The OUWB Center for Excellence in Medical Education recently hosted Lori LaCivita, Ph.D., for a webinar entitled “The Glass Ceiling; Broken, Shattered or Merely Dented?”
LaCivita, a noted psychologist with a focus on organizational psychology, led the Sept. 13 conversation that included nearly three dozen participants.
The event was part of the OUWB Center for Excellence in Medical Education (CEME) series held in conjunction with Women in Medicine Month.
The purpose was to clearly define the notion of a glass ceiling, and help attendees better understand that there’s work that needs to be done to overcome the related barriers.
|
LaCivita |
“First we have to ask ourselves — what is (the glass ceiling)?,” asked LaCivita. “We hear about it, and it’s a term that we know about, but what really is that invisible ceiling?”
LaCivita explained that the ceiling is a barrier that makes it very difficult for women and minorities to rise in the ranks and be promoted or hired into top-level positions.
“Do we think this is still occurring?” LaCivita said. “The glass ceiling is really difficult to see, because it’s really an informal barrier that’s used to keep women from getting promotions, pay raises and other opportunities. It’s an invisible barrier, and women may not even be aware of its existence until you actually hit it.”
Policies, practices and attitudes are in place, she explained, that produce and perpetuate this barrier.
According to LaCivita, the barriers may have diminished in some areas slightly, but in others, they may have escalated.
“Particularly in medicine, there’s a long career path for women,” she said. “Women have entered the field in equal numbers to men for 20 years, but along the way, many women fail to advance and earn the same recognition, the same salaries, as their male counterparts.”
The differences are often framed as individual failures, LaCivita said, despite strong evidence of gender discrimination against individuals in a myriad of communities including women in general, any type of minority, the LGBTQIA community, and others.
“There are various classes or categories that have experienced the glass ceiling,” she explained. “It’s not really an individual failure. I think, though, that women really take it to heart, thinking they’re just not working hard enough, or their focus is not on the job as much as it should be. The medical profession really has to confront these issues, because this is just sexism.”
LaCivita said women are often told to be better negotiators in private, or told not to have children in order to succeed.
These attitudes lead to eye-opening statistics concerning women in medicine.
Women have nearly double the rate of burnout as their male counterparts in the profession, and the rate of suicide in medicine amongst women in the U.S. is up to 4 times higher than the rate of the general population.
Along with these statistics, both male and female managers are twice as likely to hire a man over a woman.
Only 15% of department heads are women, and only 16% of medical school deans are female. Women made up only one-quarter of first authors on medical journal articles between 2002 and 2021.
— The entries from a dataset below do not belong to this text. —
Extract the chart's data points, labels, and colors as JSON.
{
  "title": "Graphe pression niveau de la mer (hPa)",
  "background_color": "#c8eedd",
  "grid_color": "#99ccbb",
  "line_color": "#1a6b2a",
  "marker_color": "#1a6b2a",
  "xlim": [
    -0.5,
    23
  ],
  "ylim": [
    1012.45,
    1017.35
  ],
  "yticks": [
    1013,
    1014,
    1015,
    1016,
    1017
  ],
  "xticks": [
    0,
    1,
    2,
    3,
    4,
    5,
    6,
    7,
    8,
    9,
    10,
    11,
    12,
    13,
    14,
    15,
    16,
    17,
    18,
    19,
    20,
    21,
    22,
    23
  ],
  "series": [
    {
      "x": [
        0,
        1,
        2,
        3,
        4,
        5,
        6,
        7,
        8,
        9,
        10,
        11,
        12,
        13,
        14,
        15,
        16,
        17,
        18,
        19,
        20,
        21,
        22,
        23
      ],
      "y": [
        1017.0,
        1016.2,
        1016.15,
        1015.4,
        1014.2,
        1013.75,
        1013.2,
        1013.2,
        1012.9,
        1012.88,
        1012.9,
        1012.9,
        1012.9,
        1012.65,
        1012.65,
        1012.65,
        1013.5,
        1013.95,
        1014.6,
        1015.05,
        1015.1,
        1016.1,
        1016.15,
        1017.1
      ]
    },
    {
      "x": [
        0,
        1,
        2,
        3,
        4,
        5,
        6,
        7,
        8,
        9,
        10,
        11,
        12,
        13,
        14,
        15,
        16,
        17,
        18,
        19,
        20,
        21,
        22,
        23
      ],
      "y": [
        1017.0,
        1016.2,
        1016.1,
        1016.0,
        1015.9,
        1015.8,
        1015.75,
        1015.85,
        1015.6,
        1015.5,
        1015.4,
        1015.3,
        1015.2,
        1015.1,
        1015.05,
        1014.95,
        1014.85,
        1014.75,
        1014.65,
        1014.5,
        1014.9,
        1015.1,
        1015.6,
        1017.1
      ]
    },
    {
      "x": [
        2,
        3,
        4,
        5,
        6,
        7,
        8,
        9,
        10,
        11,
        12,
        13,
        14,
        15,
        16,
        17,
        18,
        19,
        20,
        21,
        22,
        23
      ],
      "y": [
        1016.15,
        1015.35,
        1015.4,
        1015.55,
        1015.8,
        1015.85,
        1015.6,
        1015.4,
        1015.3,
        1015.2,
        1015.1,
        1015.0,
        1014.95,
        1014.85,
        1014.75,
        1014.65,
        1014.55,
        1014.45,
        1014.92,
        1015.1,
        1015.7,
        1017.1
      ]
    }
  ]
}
“As a culture and a profession, medicine continues to systematically disadvantage women physicians at every stage of their careers,” LaCivita said. “This causes many to leave the profession. As a result, we’re losing some of our most talented doctors and other types of medical staff.”
There are keys, however, according to LaCivita, in order to help break through this invisible ceiling.
“How do we deal with this? Is it just something that’s inevitable? Do we just have to deal with it and accept it?” she said.
“That’s not the case. We’ve found that awareness, acknowledgment and action are the three key things that need to take place in order to overcome this glass ceiling.”
Overall, LaCivita said it’s a situation that continues to need addressing.
“Women have made great strides toward educational and workplace equity, and while they make up 40.2% of the workforce, they only make up 25% of executive officers, 9.5% of top earners and 4.6% of Fortune 500 CEOs,” she said.
“There are so many micro inequities and they all add up to gender disparities,” said LaCivita. “There’s a lot of work left to be done.”